Wright died just shy of his 92nd birthday, before he saw completion of many of the works that are in the exhibit coming to Evergreen House. His influence is highlighted through photos of his work and the designs of architects he influenced.

Besides authorized reproductions of his furniture, fabric, windows and decorative accessories, the exhibit also reveals Wright's lesser-known works, such as the cars he designed in 1920 and 1958 that still look futuristic.

"I love the part about Wright and the automobile because it is unexpected," says David Hanks, a Wright scholar and New York curatorial consultant. "He saw the automobile as being related to his ideas of freedom. He didn't like cities, and the automobile allowed people to live in suburban areas."

Although Wright's designs were never made into new cars, Mr.
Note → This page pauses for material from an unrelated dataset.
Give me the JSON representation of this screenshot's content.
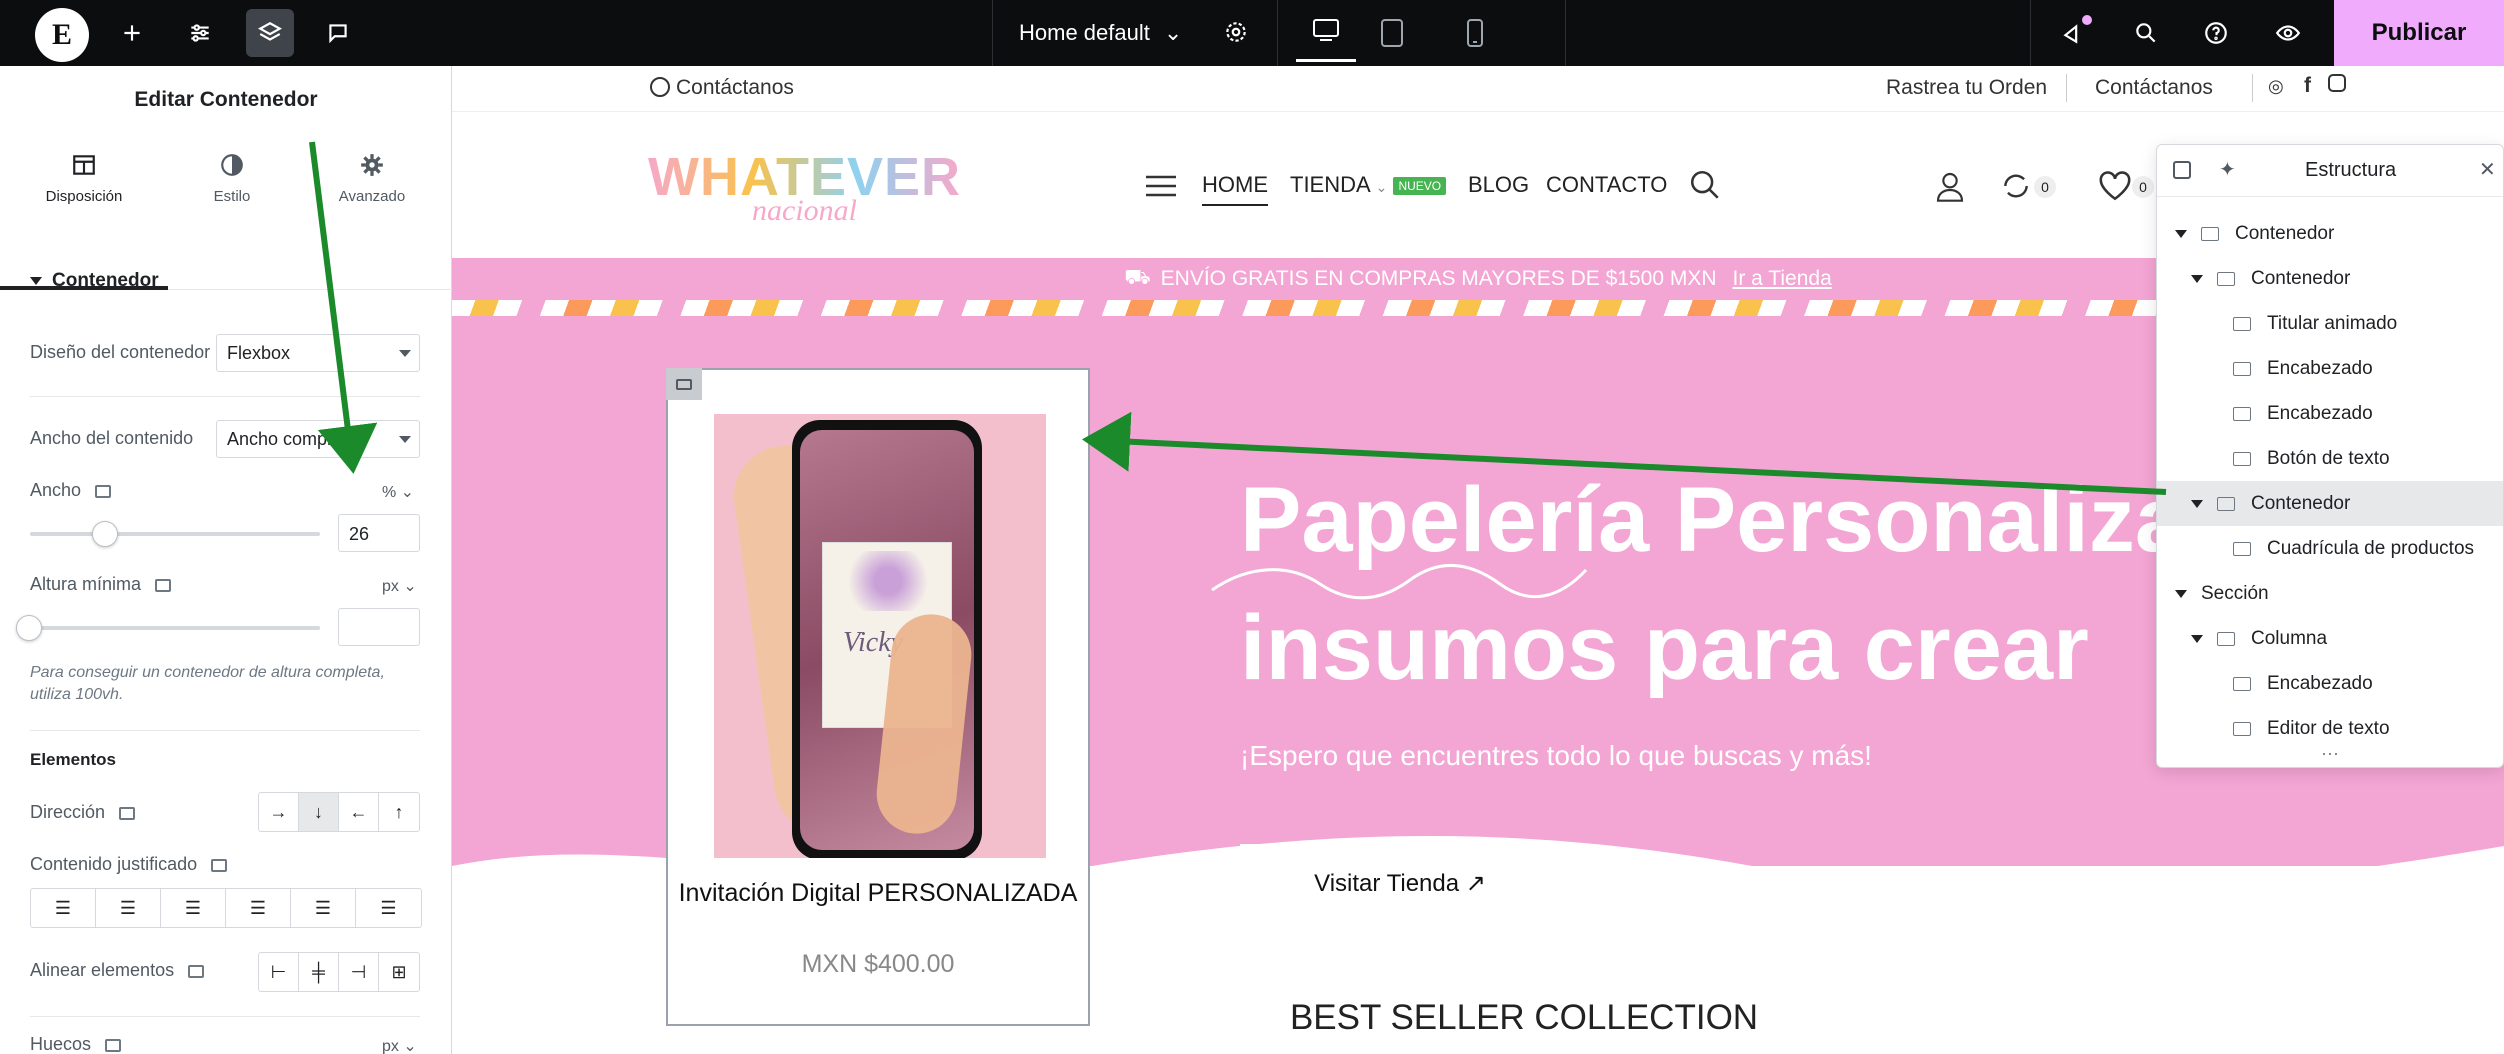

Hanks says Wright would buy an automobile, take the top off and paint it Cherokee red, one of his favorite colors.

One of the biggest Wright fans is Bruce Books Pfeiffer, co-author of "Frank Lloyd Wright: The Masterworks" (Rizzoli, $65) and director of the archives for the Frank Lloyd Wright Foundation in Scottsdale, Ariz. Mr. Pfeiffer has done a lot more than preserve the master architect's designs; he worked with him as an apprentice from 1949 to 1959.
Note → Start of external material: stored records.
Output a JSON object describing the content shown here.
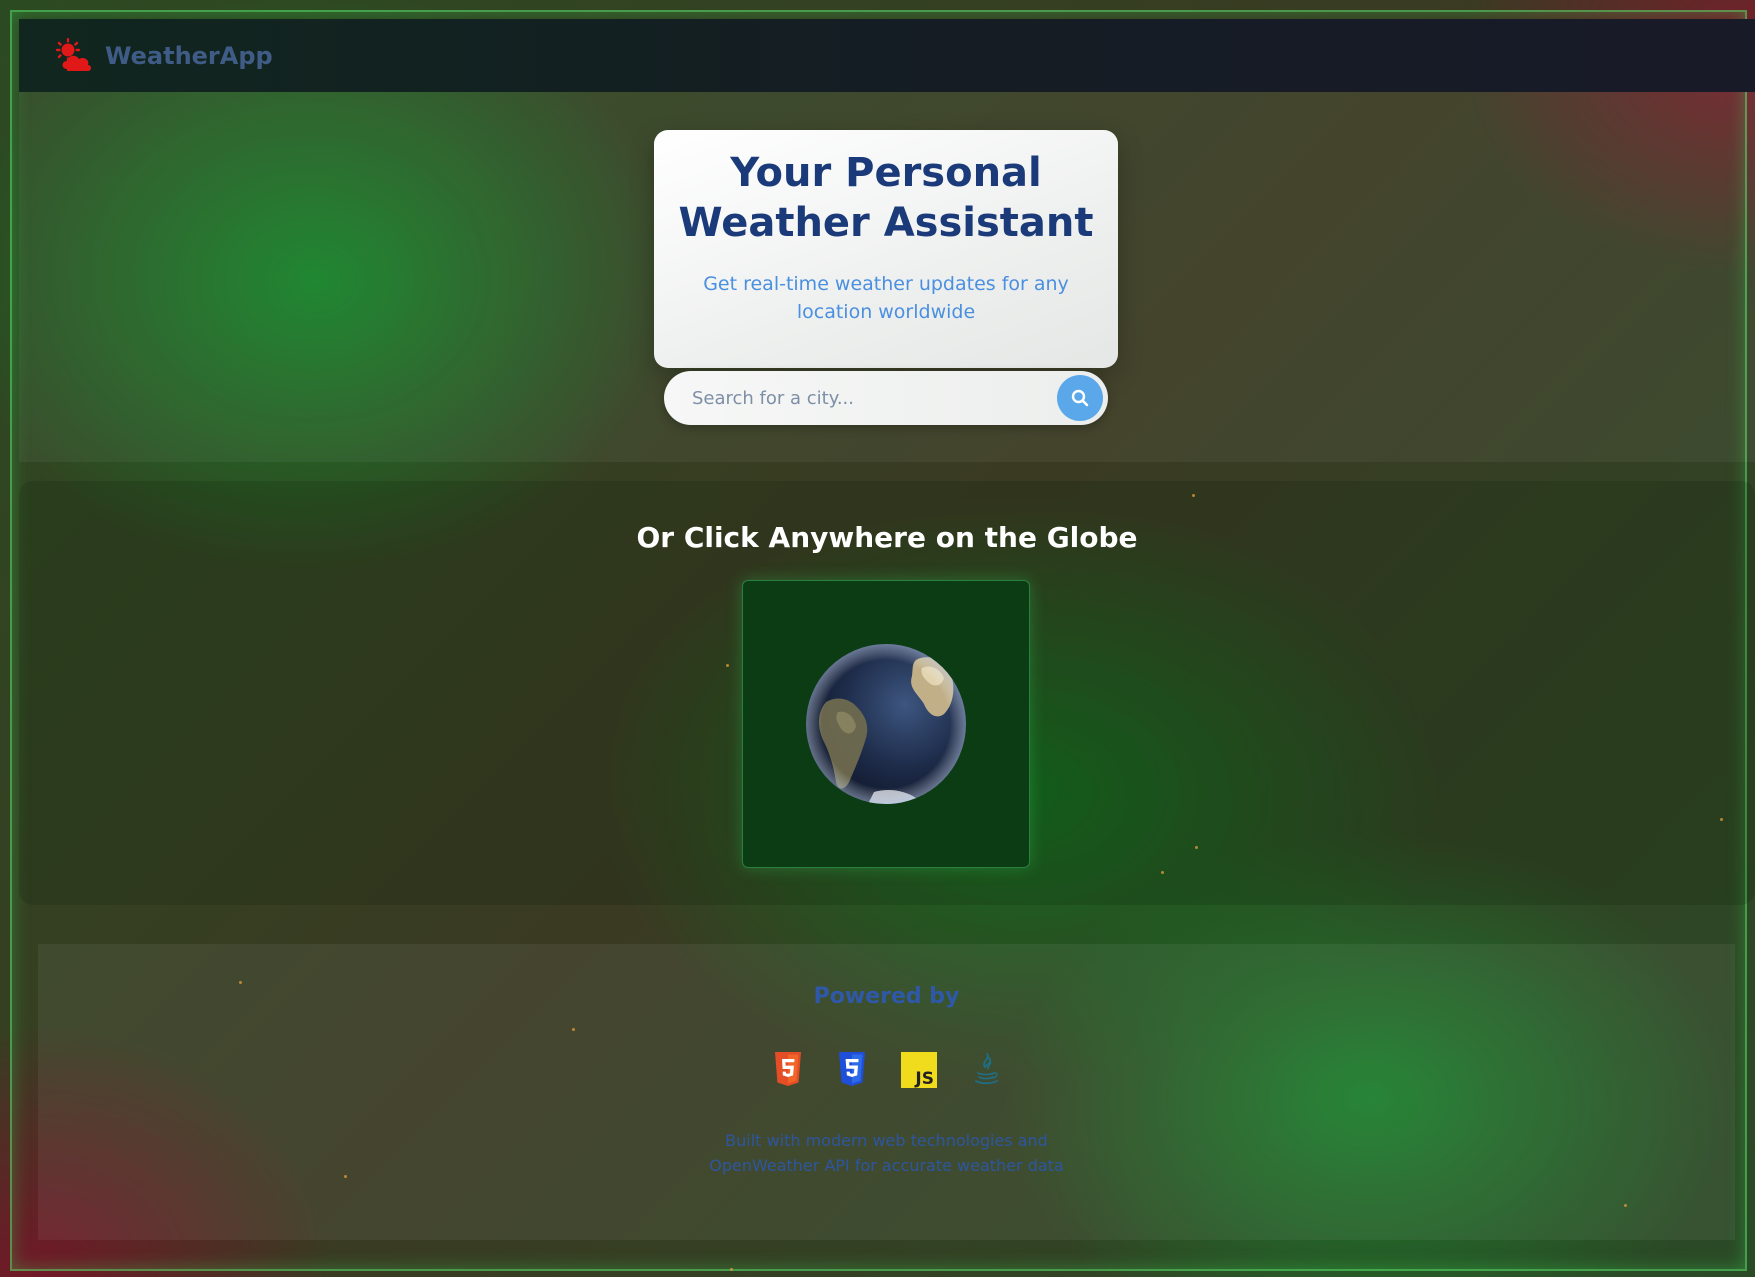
{
  "navbar": {
    "brand": "WeatherApp",
    "brand_icon": "sun-behind-cloud-icon",
    "brand_color": "#3f5c86",
    "icon_color": "#e01818"
  },
  "hero": {
    "title": "Your Personal Weather Assistant",
    "subtitle": "Get real-time weather updates for any location worldwide",
    "title_color": "#1b3a7a",
    "subtitle_color": "#4a8fe0"
  },
  "search": {
    "placeholder": "Search for a city...",
    "value": "",
    "button_icon": "search-icon",
    "button_color": "#5aa8ea"
  },
  "globe_section": {
    "heading": "Or Click Anywhere on the Globe",
    "globe_icon": "earth-globe"
  },
  "footer": {
    "powered_by": "Powered by",
    "technologies": [
      {
        "name": "HTML5",
        "icon": "html5-icon",
        "color": "#e44d26"
      },
      {
        "name": "CSS3",
        "icon": "css3-icon",
        "color": "#2d53e5"
      },
      {
        "name": "JavaScript",
        "icon": "javascript-icon",
        "color": "#f0db1c"
      },
      {
        "name": "Java",
        "icon": "java-icon",
        "color": "#1f6e88"
      }
    ],
    "description": "Built with modern web technologies and OpenWeather API for accurate weather data"
  }
}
One of Mr. Pfeiffer's stories involves Westhope, a house in Tulsa, Okla., with a flat tar roof that Wright designed for his cousin, Richard Lloyd Jones.

"When the Joneses first moved in, there was a storm and the roof began to leak," Mr. Pfeiffer says. "Mrs. Jones was very stoic and said, 'That's what happens when you leave a work of art out in the rain.' " (The Joneses supposedly dealt with the problem by placing jars and tubs all over the house each time it rained.)

And what was Wright's lasting contribution?

"He felt buildings should make man feel comfortable," Mr. Pfeiffer JTC says. "They should be part of the landscape. Materials should be used honestly -- wood that appears as wood and stone that appears as stone. They should have human scale and not be gigantic."

This is part of what Wright called "Organic Architecture" -- designing that evolves from the setting, the materials and the client's needs. He tore apart the box-within-a-box concept of building and made open floor plans. He sited the building so that it made the most of the setting, like Fallingwater, a house that becomes part of nature's stone cliffs and waterfalls. And he attempted to put good design within the budget of the average person.